All this is YMMV, but I think it’s good to have an anthropological record even if you have no plans of revisiting it and sifting through it. Disk space is cheap, losing something valuable because you didn’t think it was important at the time could be expensive.
Also, we don’t always know until after the fact which items “mean something.” Things that seem mundane at the time may later have huge personal meaning. I’m not a pack-rat with anything else but when it comes to preserving personal records, I am, for that reason.
Hey, I spent yesterday backing up my LiveJournal and helping others do that. My LJ dates back to 2000. I hate the thought of that service going down.
How are you backing up Flickr? Are you keeping everything on a separate hard drive?
Jen,
I’m not currently. I’m contemplating setting up another Gallery install since the Gallery2Flickr module worked so well for porting stuff over to Flickr. I’m hoping it will work as well in reverse, but haven’t had time to set it up and try it yet.

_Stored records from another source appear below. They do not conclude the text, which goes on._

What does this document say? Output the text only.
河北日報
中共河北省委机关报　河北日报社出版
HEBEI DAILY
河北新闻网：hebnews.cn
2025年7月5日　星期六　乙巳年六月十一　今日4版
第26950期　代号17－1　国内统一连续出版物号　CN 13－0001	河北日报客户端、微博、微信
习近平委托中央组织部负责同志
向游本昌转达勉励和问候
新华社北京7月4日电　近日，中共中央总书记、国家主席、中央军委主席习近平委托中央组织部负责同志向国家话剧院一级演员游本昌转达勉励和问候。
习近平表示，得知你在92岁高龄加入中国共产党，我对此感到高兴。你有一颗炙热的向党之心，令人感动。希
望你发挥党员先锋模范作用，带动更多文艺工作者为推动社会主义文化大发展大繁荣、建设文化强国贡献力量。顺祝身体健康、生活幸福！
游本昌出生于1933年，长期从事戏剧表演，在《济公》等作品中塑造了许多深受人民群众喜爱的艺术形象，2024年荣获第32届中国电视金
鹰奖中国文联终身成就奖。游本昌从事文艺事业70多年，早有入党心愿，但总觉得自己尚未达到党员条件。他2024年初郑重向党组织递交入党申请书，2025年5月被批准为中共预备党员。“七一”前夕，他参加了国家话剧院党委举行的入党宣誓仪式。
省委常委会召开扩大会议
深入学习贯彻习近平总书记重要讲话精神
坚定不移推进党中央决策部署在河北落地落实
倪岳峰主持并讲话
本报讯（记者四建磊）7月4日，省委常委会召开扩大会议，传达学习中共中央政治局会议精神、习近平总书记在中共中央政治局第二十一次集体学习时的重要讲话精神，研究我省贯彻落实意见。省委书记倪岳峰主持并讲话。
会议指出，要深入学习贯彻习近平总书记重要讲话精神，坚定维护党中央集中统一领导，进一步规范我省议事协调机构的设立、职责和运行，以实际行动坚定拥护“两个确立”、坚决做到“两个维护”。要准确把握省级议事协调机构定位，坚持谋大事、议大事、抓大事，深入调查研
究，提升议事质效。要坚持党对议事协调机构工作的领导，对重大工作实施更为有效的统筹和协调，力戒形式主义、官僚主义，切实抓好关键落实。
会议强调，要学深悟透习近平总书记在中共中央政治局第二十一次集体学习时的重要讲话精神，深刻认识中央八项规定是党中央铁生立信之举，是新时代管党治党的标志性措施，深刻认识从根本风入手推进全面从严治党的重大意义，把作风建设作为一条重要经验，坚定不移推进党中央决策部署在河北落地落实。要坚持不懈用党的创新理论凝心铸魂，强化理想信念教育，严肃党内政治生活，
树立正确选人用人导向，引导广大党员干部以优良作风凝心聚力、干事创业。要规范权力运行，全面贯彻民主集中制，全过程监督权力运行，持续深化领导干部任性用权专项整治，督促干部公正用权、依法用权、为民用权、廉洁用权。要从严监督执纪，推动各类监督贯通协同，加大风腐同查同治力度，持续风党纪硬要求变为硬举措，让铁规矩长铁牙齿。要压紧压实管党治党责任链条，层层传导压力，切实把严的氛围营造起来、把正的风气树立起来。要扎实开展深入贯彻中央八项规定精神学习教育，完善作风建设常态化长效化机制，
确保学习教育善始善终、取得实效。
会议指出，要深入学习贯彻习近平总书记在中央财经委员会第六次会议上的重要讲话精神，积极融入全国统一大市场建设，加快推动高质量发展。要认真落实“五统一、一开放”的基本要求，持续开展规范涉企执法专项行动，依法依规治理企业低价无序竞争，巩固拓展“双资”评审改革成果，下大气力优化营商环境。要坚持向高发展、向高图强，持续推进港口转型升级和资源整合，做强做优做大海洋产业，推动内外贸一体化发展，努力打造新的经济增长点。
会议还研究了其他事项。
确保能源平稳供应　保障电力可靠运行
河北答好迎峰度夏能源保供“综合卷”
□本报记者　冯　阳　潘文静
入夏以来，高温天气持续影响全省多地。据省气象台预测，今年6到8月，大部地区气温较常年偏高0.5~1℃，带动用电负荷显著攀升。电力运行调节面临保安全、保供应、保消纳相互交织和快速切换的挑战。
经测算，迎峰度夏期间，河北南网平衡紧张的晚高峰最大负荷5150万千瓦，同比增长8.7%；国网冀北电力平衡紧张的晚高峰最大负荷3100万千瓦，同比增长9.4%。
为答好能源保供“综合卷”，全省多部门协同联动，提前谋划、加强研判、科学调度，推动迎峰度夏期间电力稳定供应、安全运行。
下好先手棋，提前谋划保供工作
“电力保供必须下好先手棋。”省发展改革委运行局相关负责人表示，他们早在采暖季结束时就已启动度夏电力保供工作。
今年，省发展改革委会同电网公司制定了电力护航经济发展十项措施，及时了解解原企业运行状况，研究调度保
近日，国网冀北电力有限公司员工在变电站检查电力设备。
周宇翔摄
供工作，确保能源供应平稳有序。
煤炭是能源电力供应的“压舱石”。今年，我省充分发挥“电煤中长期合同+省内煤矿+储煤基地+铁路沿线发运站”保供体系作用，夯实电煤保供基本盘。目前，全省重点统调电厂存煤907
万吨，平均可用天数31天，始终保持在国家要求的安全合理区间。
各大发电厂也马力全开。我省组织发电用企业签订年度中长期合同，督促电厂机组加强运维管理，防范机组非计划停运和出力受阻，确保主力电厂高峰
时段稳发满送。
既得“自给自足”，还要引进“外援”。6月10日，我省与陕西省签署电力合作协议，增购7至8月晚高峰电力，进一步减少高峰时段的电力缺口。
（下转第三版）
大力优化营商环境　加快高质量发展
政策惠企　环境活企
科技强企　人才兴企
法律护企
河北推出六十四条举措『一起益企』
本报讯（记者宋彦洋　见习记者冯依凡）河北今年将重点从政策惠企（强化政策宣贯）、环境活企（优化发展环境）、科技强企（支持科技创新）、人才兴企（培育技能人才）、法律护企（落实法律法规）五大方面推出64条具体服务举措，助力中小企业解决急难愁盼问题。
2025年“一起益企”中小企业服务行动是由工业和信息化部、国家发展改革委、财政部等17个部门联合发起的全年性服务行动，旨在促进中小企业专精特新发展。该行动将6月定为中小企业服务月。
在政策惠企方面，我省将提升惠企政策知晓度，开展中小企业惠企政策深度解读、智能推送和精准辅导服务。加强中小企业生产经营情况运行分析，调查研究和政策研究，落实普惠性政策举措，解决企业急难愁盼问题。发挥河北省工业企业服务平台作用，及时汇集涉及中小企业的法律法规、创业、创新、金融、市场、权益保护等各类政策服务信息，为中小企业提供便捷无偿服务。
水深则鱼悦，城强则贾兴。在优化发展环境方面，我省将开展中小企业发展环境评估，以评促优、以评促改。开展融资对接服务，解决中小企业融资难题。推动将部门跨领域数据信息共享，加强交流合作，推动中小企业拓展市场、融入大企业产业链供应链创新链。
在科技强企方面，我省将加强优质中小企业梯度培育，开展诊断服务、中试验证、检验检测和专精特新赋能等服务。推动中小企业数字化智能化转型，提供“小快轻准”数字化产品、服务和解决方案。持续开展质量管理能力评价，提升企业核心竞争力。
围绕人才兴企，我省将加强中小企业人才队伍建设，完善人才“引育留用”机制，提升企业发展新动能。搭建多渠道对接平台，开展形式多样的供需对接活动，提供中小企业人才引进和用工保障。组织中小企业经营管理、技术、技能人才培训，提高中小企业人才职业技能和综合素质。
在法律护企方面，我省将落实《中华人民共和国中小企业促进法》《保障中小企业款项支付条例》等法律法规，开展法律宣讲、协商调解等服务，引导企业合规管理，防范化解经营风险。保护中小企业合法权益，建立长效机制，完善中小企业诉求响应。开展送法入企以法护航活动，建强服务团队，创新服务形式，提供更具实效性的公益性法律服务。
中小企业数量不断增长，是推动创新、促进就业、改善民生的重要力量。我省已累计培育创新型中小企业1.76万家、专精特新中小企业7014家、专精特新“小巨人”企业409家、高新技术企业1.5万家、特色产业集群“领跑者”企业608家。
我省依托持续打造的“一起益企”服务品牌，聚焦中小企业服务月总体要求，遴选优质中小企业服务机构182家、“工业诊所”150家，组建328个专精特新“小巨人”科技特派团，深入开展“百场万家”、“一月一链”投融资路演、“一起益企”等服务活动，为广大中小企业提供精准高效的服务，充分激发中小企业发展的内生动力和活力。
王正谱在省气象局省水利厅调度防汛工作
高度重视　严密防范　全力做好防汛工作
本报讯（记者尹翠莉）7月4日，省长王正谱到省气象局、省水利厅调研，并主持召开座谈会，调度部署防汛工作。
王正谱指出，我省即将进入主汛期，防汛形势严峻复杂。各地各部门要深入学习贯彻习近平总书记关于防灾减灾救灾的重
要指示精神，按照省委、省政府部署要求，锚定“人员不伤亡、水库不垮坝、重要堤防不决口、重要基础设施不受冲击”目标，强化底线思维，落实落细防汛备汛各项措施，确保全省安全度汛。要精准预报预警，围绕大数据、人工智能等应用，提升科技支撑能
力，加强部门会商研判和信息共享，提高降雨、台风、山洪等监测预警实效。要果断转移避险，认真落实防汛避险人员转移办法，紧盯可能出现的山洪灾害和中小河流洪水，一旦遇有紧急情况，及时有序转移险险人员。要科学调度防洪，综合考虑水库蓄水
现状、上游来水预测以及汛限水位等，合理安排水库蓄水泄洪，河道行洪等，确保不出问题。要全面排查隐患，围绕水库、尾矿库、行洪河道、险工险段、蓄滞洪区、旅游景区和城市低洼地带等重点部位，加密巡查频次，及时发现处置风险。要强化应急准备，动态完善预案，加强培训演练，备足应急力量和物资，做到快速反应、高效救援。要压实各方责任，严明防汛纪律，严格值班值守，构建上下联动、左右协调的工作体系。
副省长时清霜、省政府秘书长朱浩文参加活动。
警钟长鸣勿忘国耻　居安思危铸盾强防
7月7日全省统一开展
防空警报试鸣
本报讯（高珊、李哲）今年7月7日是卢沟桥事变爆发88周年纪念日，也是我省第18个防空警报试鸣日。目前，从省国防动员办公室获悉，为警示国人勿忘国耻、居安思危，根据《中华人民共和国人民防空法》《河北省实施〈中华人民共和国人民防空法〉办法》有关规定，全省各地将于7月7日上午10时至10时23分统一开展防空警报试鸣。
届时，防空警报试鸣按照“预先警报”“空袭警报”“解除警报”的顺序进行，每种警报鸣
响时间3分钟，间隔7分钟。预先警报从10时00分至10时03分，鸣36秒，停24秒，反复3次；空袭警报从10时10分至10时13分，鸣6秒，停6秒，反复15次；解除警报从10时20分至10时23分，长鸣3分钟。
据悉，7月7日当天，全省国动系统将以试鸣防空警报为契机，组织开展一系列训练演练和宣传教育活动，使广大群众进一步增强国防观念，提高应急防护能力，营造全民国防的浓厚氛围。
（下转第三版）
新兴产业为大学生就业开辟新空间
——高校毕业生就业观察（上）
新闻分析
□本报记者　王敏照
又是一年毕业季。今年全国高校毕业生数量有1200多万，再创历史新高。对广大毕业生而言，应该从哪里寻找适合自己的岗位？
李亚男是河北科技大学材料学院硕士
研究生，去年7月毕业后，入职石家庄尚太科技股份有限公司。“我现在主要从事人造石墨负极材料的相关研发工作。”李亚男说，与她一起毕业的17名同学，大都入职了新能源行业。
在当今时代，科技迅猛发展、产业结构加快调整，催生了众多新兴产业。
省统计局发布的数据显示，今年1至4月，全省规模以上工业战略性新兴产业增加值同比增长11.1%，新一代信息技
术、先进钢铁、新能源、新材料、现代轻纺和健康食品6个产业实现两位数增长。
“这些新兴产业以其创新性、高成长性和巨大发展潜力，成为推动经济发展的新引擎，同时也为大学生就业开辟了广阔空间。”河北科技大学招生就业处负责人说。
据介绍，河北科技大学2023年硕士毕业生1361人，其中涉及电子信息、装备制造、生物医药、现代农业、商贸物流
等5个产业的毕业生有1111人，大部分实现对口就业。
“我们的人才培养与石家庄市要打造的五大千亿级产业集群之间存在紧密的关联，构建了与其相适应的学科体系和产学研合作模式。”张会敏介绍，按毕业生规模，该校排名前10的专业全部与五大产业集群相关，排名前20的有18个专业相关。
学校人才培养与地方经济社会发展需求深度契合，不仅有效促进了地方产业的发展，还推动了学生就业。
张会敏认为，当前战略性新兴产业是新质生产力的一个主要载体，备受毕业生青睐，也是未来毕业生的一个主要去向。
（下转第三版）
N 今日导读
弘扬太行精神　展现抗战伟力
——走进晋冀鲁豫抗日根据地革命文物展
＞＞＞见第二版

Very relevant to your post – Lycos has recently alerted users it is shutting down its mail service next month. Imagine if you were someone who relied on that e-mail address for several years and had a lot of contacts who were going to lose touch with you once you lost the address. Not to mention that I am not sure if lycos mail allowed users to download their mail via pop3.
Full story is here
I remember when lots of people used Tripod.
Yeah – actually that’s another big thing happening… There are still a lot of older “fan sites” and information sites hosted on tripod. Guess those are all going to be gone within a couple of months. Something to consider when getting your hosting from some free service. Next on the list, Geocities?
Well, Geocities is owned by Yahoo, so it wouldn’t surprise me at all to see it shut down sometime in the next year or two.